What does this really mean for the children? Hard to see that (Ocotmom) as the same as the pregnant man.

What is “good” troublemaking vs troublemaking for the spectacle? Is there a continuum of spectacle? As troublemakers/troubling names, does their very existence make them objects of trouble or are they subjects engaged in active troublemaking? Did they decide to make a spectacle?
Spectacle as grotesque/freak show, as carnivalesque (Bakhtin), as political? How do Beaties fit into these characteristics, when they put themselves out there as normal yet the spectacle is still there- exploitation?

Re Foster on lunch counter sit-ints: They weren’t trying to be spectacles but claiming their right to humanity, to be there. Is going on Oprah, being on the Advocate cover, a claiming of humanity that got taken up as spectacle?
What is, at that moment, the representation? Sit-in participants as deliberate counterspectacle to typical media portrayals of black bodies; ACT UP as response to dominant spectacle. How are Beaties harnessing that for their own benefit? Thus becomes an issue for groups who don’t want that controversy/ version of identity vs family seeking benefits. Recognizing the material conditions of spectacle in a strategic sense. It’s all a struggle for control of representation.

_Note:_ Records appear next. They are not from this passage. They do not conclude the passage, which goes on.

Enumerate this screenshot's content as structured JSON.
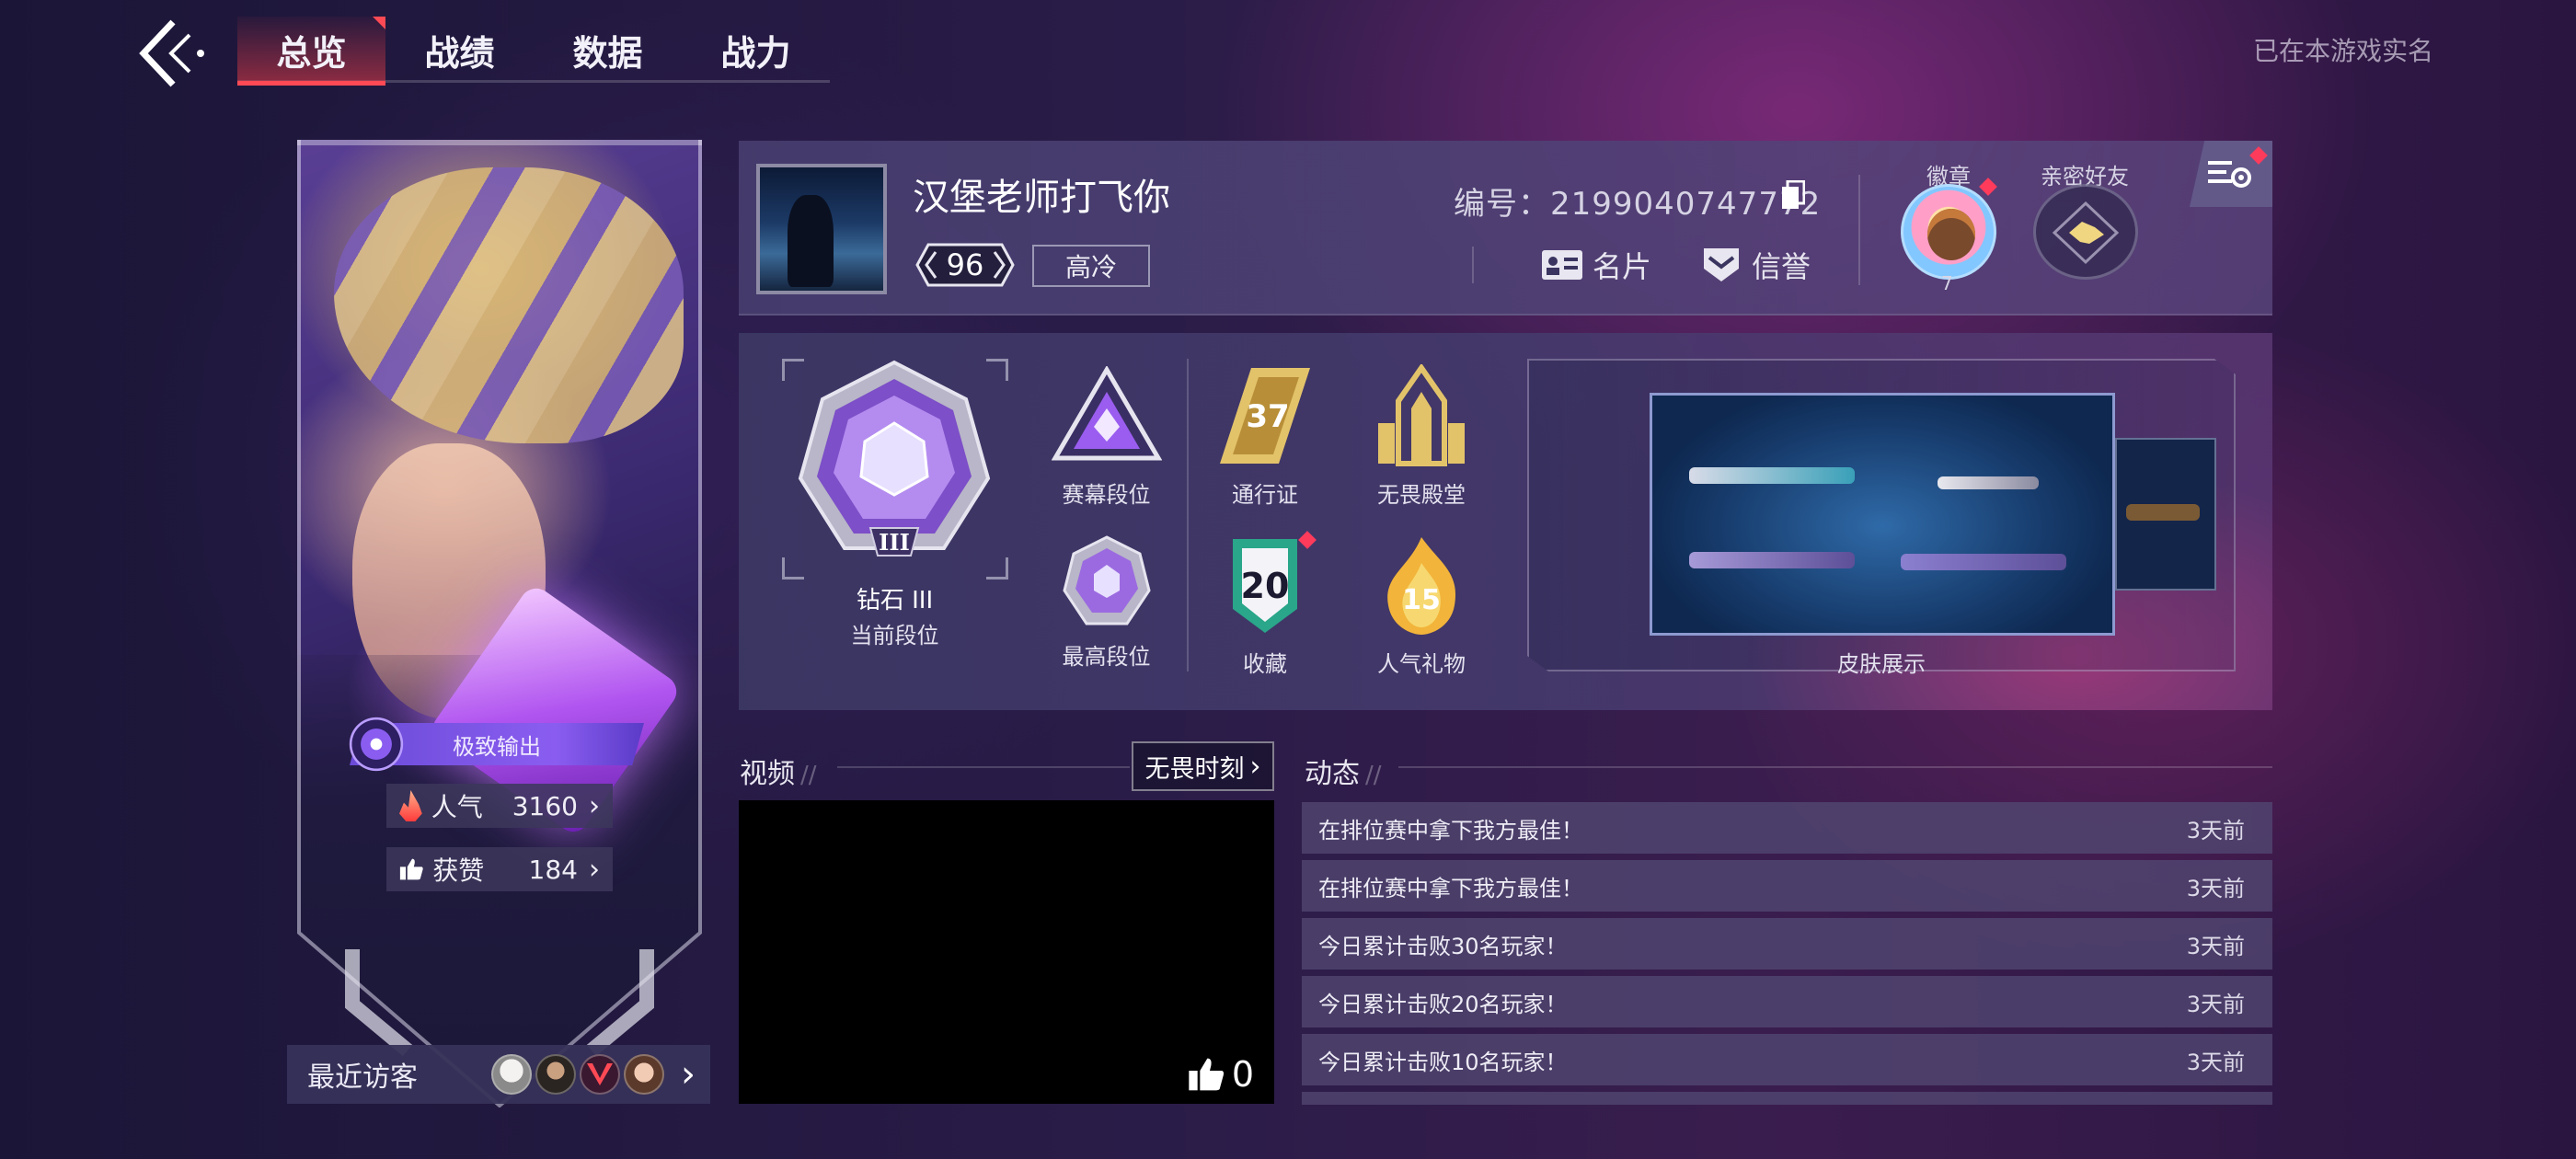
{
  "nav": {
    "tabs": [
      {
        "label": "总览",
        "active": true
      },
      {
        "label": "战绩",
        "active": false
      },
      {
        "label": "数据",
        "active": false
      },
      {
        "label": "战力",
        "active": false
      }
    ],
    "realname_label": "已在本游戏实名"
  },
  "agent_card": {
    "role_label": "极致输出",
    "popularity_label": "人气",
    "popularity_value": "3160",
    "likes_label": "获赞",
    "likes_value": "184",
    "visitors_label": "最近访客"
  },
  "profile": {
    "name": "汉堡老师打飞你",
    "level": "96",
    "title_tag": "高冷",
    "id_text": "编号：2199040747772",
    "card_label": "名片",
    "credit_label": "信誉",
    "badge_label": "徽章",
    "badge_count": "7",
    "friend_label": "亲密好友"
  },
  "rank": {
    "current_rank_name": "钻石 III",
    "current_rank_label": "当前段位",
    "season_rank_label": "赛幕段位",
    "highest_rank_label": "最高段位",
    "battlepass_label": "通行证",
    "battlepass_level": "37",
    "hall_label": "无畏殿堂",
    "collection_label": "收藏",
    "collection_count": "20",
    "gift_label": "人气礼物",
    "gift_count": "15",
    "skin_label": "皮肤展示"
  },
  "video": {
    "section_title": "视频",
    "moment_button": "无畏时刻",
    "likes": "0"
  },
  "feed": {
    "section_title": "动态",
    "items": [
      {
        "text": "在排位赛中拿下我方最佳！",
        "time": "3天前"
      },
      {
        "text": "在排位赛中拿下我方最佳！",
        "time": "3天前"
      },
      {
        "text": "今日累计击败30名玩家！",
        "time": "3天前"
      },
      {
        "text": "今日累计击败20名玩家！",
        "time": "3天前"
      },
      {
        "text": "今日累计击败10名玩家！",
        "time": "3天前"
      }
    ]
  },
  "colors": {
    "accent_red": "#ff4a55",
    "role_purple": "#8a5df0",
    "skin_blue": "#2f6aa8"
  }
}
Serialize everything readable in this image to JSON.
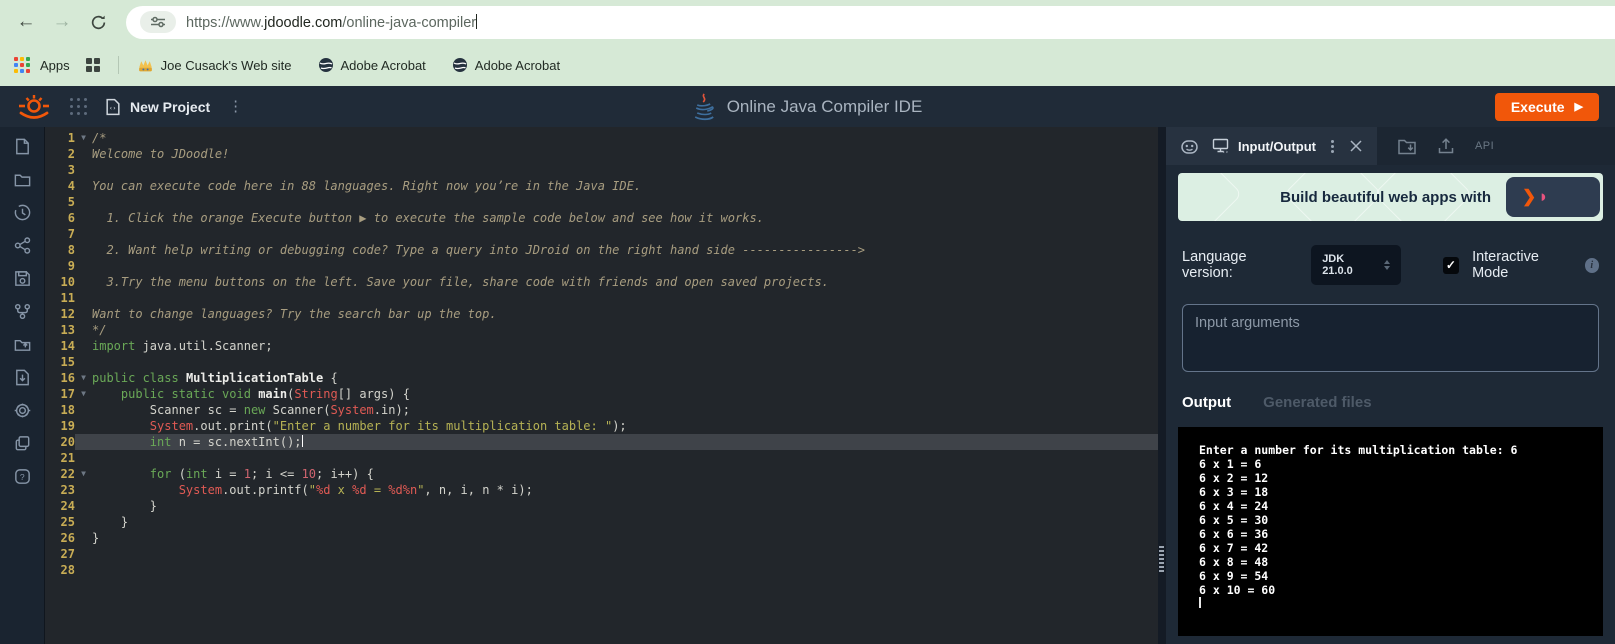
{
  "colors": {
    "accent_orange": "#f1570a",
    "chrome_green": "#d6e9d6",
    "header_bg": "#202b38",
    "editor_bg": "#22262b",
    "console_bg": "#000000",
    "keyword_green": "#6aa857",
    "type_red": "#e05a54",
    "string_olive": "#b6b254",
    "comment_tan": "#a89d80",
    "ad_mint": "#dcefe3"
  },
  "browser": {
    "url_scheme": "https://www.",
    "url_domain": "jdoodle.com",
    "url_path": "/online-java-compiler",
    "apps_label": "Apps",
    "bookmarks": [
      {
        "label": "Joe Cusack's Web site",
        "icon": "mascot"
      },
      {
        "label": "Adobe Acrobat",
        "icon": "globe"
      },
      {
        "label": "Adobe Acrobat",
        "icon": "globe"
      }
    ]
  },
  "header": {
    "project_name": "New Project",
    "title": "Online Java Compiler IDE",
    "execute_label": "Execute",
    "execute_play": "▶"
  },
  "sidebar": {
    "icons": [
      "new-file",
      "open-folder",
      "history",
      "share",
      "save",
      "fork",
      "open-project",
      "download",
      "settings",
      "duplicate",
      "help"
    ]
  },
  "editor": {
    "active_line": 20,
    "lines": [
      {
        "n": 1,
        "fold": true,
        "segs": [
          [
            "/*",
            "c"
          ]
        ]
      },
      {
        "n": 2,
        "segs": [
          [
            "Welcome to JDoodle!",
            "c"
          ]
        ]
      },
      {
        "n": 3,
        "segs": []
      },
      {
        "n": 4,
        "segs": [
          [
            "You can execute code here in 88 languages. Right now you’re in the Java IDE.",
            "c"
          ]
        ]
      },
      {
        "n": 5,
        "segs": []
      },
      {
        "n": 6,
        "segs": [
          [
            "  1. Click the orange Execute button ▶ to execute the sample code below and see how it works.",
            "c"
          ]
        ]
      },
      {
        "n": 7,
        "segs": []
      },
      {
        "n": 8,
        "segs": [
          [
            "  2. Want help writing or debugging code? Type a query into JDroid on the right hand side ---------------->",
            "c"
          ]
        ]
      },
      {
        "n": 9,
        "segs": []
      },
      {
        "n": 10,
        "segs": [
          [
            "  3.Try the menu buttons on the left. Save your file, share code with friends and open saved projects.",
            "c"
          ]
        ]
      },
      {
        "n": 11,
        "segs": []
      },
      {
        "n": 12,
        "segs": [
          [
            "Want to change languages? Try the search bar up the top.",
            "c"
          ]
        ]
      },
      {
        "n": 13,
        "segs": [
          [
            "*/",
            "c"
          ]
        ]
      },
      {
        "n": 14,
        "segs": [
          [
            "import",
            "k"
          ],
          [
            " java.util.Scanner;",
            "p"
          ]
        ]
      },
      {
        "n": 15,
        "segs": []
      },
      {
        "n": 16,
        "fold": true,
        "segs": [
          [
            "public class",
            "k"
          ],
          [
            " ",
            "p"
          ],
          [
            "MultiplicationTable",
            "b"
          ],
          [
            " {",
            "p"
          ]
        ]
      },
      {
        "n": 17,
        "fold": true,
        "segs": [
          [
            "    ",
            "p"
          ],
          [
            "public static void",
            "k"
          ],
          [
            " ",
            "p"
          ],
          [
            "main",
            "b"
          ],
          [
            "(",
            "p"
          ],
          [
            "String",
            "r"
          ],
          [
            "[] args) {",
            "p"
          ]
        ]
      },
      {
        "n": 18,
        "segs": [
          [
            "        Scanner sc = ",
            "p"
          ],
          [
            "new",
            "k"
          ],
          [
            " Scanner(",
            "p"
          ],
          [
            "System",
            "r"
          ],
          [
            ".in);",
            "p"
          ]
        ]
      },
      {
        "n": 19,
        "segs": [
          [
            "        ",
            "p"
          ],
          [
            "System",
            "r"
          ],
          [
            ".out.print(",
            "p"
          ],
          [
            "\"Enter a number for its multiplication table: \"",
            "s"
          ],
          [
            ");",
            "p"
          ]
        ]
      },
      {
        "n": 20,
        "segs": [
          [
            "        ",
            "p"
          ],
          [
            "int",
            "k"
          ],
          [
            " n = sc.nextInt();",
            "p"
          ]
        ]
      },
      {
        "n": 21,
        "segs": []
      },
      {
        "n": 22,
        "fold": true,
        "segs": [
          [
            "        ",
            "p"
          ],
          [
            "for",
            "k"
          ],
          [
            " (",
            "p"
          ],
          [
            "int",
            "k"
          ],
          [
            " i = ",
            "p"
          ],
          [
            "1",
            "n"
          ],
          [
            "; i <= ",
            "p"
          ],
          [
            "10",
            "n"
          ],
          [
            "; i++) {",
            "p"
          ]
        ]
      },
      {
        "n": 23,
        "segs": [
          [
            "            ",
            "p"
          ],
          [
            "System",
            "r"
          ],
          [
            ".out.printf(",
            "p"
          ],
          [
            "\"",
            "s"
          ],
          [
            "%d",
            "r"
          ],
          [
            " x ",
            "s"
          ],
          [
            "%d",
            "r"
          ],
          [
            " = ",
            "s"
          ],
          [
            "%d",
            "r"
          ],
          [
            "%n",
            "r"
          ],
          [
            "\"",
            "s"
          ],
          [
            ", n, i, n * i);",
            "p"
          ]
        ]
      },
      {
        "n": 24,
        "segs": [
          [
            "        }",
            "p"
          ]
        ]
      },
      {
        "n": 25,
        "segs": [
          [
            "    }",
            "p"
          ]
        ]
      },
      {
        "n": 26,
        "segs": [
          [
            "}",
            "p"
          ]
        ]
      },
      {
        "n": 27,
        "segs": []
      },
      {
        "n": 28,
        "segs": []
      }
    ]
  },
  "panel": {
    "tab_label": "Input/Output",
    "api_label": "API",
    "ad_text": "Build beautiful web apps with",
    "language_version_label": "Language version:",
    "language_version_value": "JDK 21.0.0",
    "interactive_checkmark": "✓",
    "interactive_mode_label": "Interactive Mode",
    "info_glyph": "i",
    "input_args_placeholder": "Input arguments",
    "output_tab": "Output",
    "generated_tab": "Generated files",
    "console_lines": [
      "Enter a number for its multiplication table: 6",
      "6 x 1 = 6",
      "6 x 2 = 12",
      "6 x 3 = 18",
      "6 x 4 = 24",
      "6 x 5 = 30",
      "6 x 6 = 36",
      "6 x 7 = 42",
      "6 x 8 = 48",
      "6 x 9 = 54",
      "6 x 10 = 60"
    ]
  }
}
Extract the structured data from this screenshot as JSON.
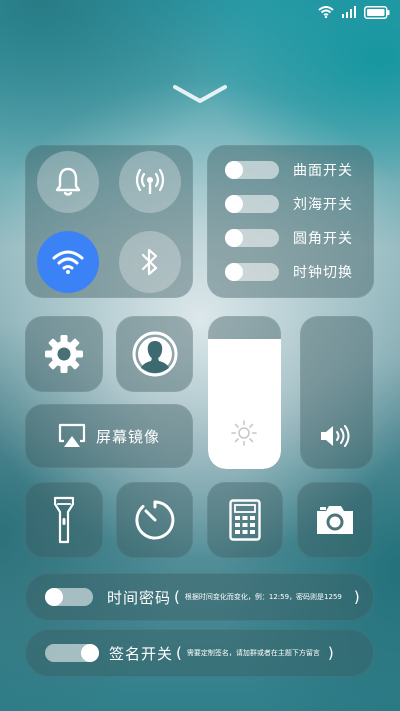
{
  "connectivity": {
    "bell_icon": "bell-icon",
    "hotspot_icon": "hotspot-icon",
    "wifi_icon": "wifi-icon",
    "bluetooth_icon": "bluetooth-icon",
    "wifi_color": "#3b82f6"
  },
  "toggles": [
    {
      "label": "曲面开关",
      "on": false
    },
    {
      "label": "刘海开关",
      "on": false
    },
    {
      "label": "圆角开关",
      "on": false
    },
    {
      "label": "时钟切换",
      "on": false
    }
  ],
  "mirror": {
    "label": "屏幕镜像"
  },
  "brightness": {
    "level": 0.85
  },
  "volume": {
    "level": 0.0
  },
  "time_password": {
    "label": "时间密码",
    "open_paren": "(",
    "hint": "根据时间变化而变化，例：12:59，密码则是1259",
    "close_paren": ")",
    "on": false
  },
  "signature": {
    "label": "签名开关",
    "open_paren": "(",
    "hint": "需要定制签名，请加群或者在主题下方留言",
    "close_paren": ")",
    "on": true
  }
}
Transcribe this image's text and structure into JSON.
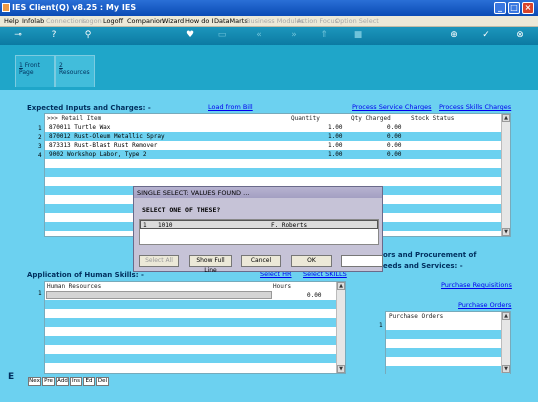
{
  "window": {
    "title": "IES Client(Q) v8.25 : My IES"
  },
  "menu": [
    {
      "label": "Help",
      "enabled": true
    },
    {
      "label": "Infolab",
      "enabled": true
    },
    {
      "label": "Connections",
      "enabled": false
    },
    {
      "label": "Logon",
      "enabled": false
    },
    {
      "label": "Logoff",
      "enabled": true
    },
    {
      "label": "Companion",
      "enabled": true
    },
    {
      "label": "Wizard",
      "enabled": true
    },
    {
      "label": "How do I",
      "enabled": true
    },
    {
      "label": "DataMarts",
      "enabled": true
    },
    {
      "label": "Business Modules",
      "enabled": false
    },
    {
      "label": "Action Focus",
      "enabled": false
    },
    {
      "label": "Option Select",
      "enabled": false
    }
  ],
  "tabs": [
    {
      "num": "1",
      "label": "Front Page"
    },
    {
      "num": "2",
      "label": "Resources"
    }
  ],
  "inputs_section": {
    "title": "Expected Inputs and Charges: -",
    "load_link": "Load from Bill",
    "service_link": "Process Service Charges",
    "skills_link": "Process Skills Charges",
    "headers": {
      "item": ">>> Retail Item",
      "qty": "Quantity",
      "qty_charged": "Qty Charged",
      "status": "Stock Status"
    },
    "rows": [
      {
        "num": "1",
        "item": "870011 Turtle Wax",
        "qty": "1.00",
        "qty_charged": "0.00"
      },
      {
        "num": "2",
        "item": "870012 Rust-Oleum Metallic Spray",
        "qty": "1.00",
        "qty_charged": "0.00"
      },
      {
        "num": "3",
        "item": "873313 Rust-Blast Rust Remover",
        "qty": "1.00",
        "qty_charged": "0.00"
      },
      {
        "num": "4",
        "item": "9002 Workshop Labor, Type 2",
        "qty": "1.00",
        "qty_charged": "0.00"
      }
    ]
  },
  "dialog": {
    "title": "SINGLE SELECT: VALUES FOUND ...",
    "prompt": "SELECT ONE OF THESE?",
    "selected_row": {
      "num": "1",
      "code": "1010",
      "name": "F. Roberts"
    },
    "buttons": {
      "select_all": "Select All",
      "full_line": "Show Full Line",
      "cancel": "Cancel",
      "ok": "OK"
    }
  },
  "human_section": {
    "title": "Application of Human Skills: -",
    "select_hr": "Select HR",
    "select_skills": "Select SKILLS",
    "headers": {
      "hr": "Human Resources",
      "hours": "Hours"
    },
    "row": {
      "num": "1",
      "hours": "0.00"
    }
  },
  "procurement": {
    "title_line1": "ors and Procurement of",
    "title_line2": "eeds and Services: -",
    "purchase_requisitions": "Purchase Requisitions",
    "purchase_orders_link": "Purchase Orders",
    "header": "Purchase Orders",
    "row_num": "1"
  },
  "nav_buttons": [
    "Nex",
    "Pre",
    "Add",
    "Ins",
    "Ed",
    "Del"
  ],
  "side_letter": "E"
}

Does productive/effective troublemaking have to be connected to more thoughtful, deliberate, organized, populist goals- making it better for others and not just yourself? How do we define deliberate, purposeful?

Foucault “What is Enlightenment” and idea of im/maturity in Kant: How does im/maturity determine whether troublemaking is productive? Obedience and discipline and the possibility of resistance- is there more possibility of resistance in being immature, as opposed to the “managed freedom” of maturity? Individual vs collective social responses- is immaturity operating in the same way on an individual vs collective basis? Foucault’s axes of knowledge/power/ethics and the possibility that troublemaking points the way to an ethic that does not see maturity as the typical ethical position- is there another way to think about being responsible and accountable?